Кстати, когда я увидел камин, который слепил Потапов, я подумал, что был прав, когда сомневался в его умении делать камины; этакое уродство и я бы, наверное, вылепил; ничего удивительного в том, что камин чадил, для меня не было. 
Ударили морозы, и пошел снег, да такой, что замело дороги. Потаповы оказались отрезаны. У Михаила были слишком короткие и слишком кривые ноги, чтобы пробираться сквозь сугробы; он звонил Ивану в лагерь по рации, которую они нашли на свалке, чтобы тот носил им картошку из погреба и молоко от Хеннинга. 
Между тем у Марии начались схватки; это были внезапные и преждевременные схватки. Их долго не могла найти амбуланция, потому что Михаил не мог объяснить им, как до них добираться, и Мария практически родила в доме. Михаил сам принял роды, о чем с гордостью потом всем сообщил, а Мария после сказала, что он чуть не повалился в обморок, когда увидел пуповину. Их всех увезли; потом вернули. Пока их не было, все это время мы сидели с Лизой. 
Два дня мы сидели в этом ужасном доме; это было жутко. Ветер был страшный; все ухало, трепетало, скрипело, пело, рыдало, завывало; кабель, видимо, оборвало, и мы сидели при свечах. Топили печь; я запретил Ивану топить камин. Хануман готовил еду, которую Лиза с удовольствием ела, не капризничая. Потом начались странности, которых даже я не ожидал. Она подошла ко мне и спросила: «Как тебе моя новая прическа?» Я сказал: «Ничего», ничего нового не заметив. Она сказала, что сама постриглась; я присмотрелся и в сумерках рассмотрел, что у нее были клочьями выстрижены волосы; это было ужасно.

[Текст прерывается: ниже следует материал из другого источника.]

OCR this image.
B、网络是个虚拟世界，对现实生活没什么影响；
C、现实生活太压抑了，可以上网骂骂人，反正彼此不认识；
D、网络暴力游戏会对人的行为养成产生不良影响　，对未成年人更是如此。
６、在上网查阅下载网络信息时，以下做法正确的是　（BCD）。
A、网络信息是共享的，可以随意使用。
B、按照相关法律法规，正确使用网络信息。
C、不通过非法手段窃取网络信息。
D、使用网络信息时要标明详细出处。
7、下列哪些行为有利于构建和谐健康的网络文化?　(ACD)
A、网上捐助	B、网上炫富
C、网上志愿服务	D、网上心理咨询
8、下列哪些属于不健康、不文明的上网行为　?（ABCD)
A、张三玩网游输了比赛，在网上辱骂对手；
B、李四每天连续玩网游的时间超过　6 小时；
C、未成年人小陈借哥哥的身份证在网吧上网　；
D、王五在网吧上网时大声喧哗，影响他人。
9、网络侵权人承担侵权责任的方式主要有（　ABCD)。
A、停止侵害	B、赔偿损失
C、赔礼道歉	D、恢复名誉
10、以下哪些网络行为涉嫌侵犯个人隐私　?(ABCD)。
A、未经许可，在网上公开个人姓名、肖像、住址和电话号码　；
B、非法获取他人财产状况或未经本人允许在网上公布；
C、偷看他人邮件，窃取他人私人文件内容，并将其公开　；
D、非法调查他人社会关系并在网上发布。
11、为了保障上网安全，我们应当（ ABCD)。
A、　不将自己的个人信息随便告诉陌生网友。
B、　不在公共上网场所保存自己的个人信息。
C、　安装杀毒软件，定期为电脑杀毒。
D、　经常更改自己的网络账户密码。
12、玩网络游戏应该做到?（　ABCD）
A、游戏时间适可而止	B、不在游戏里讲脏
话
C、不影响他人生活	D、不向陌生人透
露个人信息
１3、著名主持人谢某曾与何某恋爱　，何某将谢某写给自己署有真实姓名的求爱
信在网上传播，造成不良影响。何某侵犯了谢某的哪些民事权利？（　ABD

Там же, возле стола, я обнаружил волосы, они валялись повсюду, подле бумаги, изрисованной карандашами; было как-то жутко находить все это. Потом я пошел мыть посуду и наткнулся на выдавленную пасту, возле мойки, весь тюбик пасты, гора пасты размазана по полу; мне стало совсем нехорошо. 
Хануман мне шептал: «Набирайся впечатлений, Йоганн! Такое ни в одном фильме не увидишь, это просто кошмар!» — Да-да, — растерянно говорил я, — да-да… и только… А что тут скажешь?! Ничего! 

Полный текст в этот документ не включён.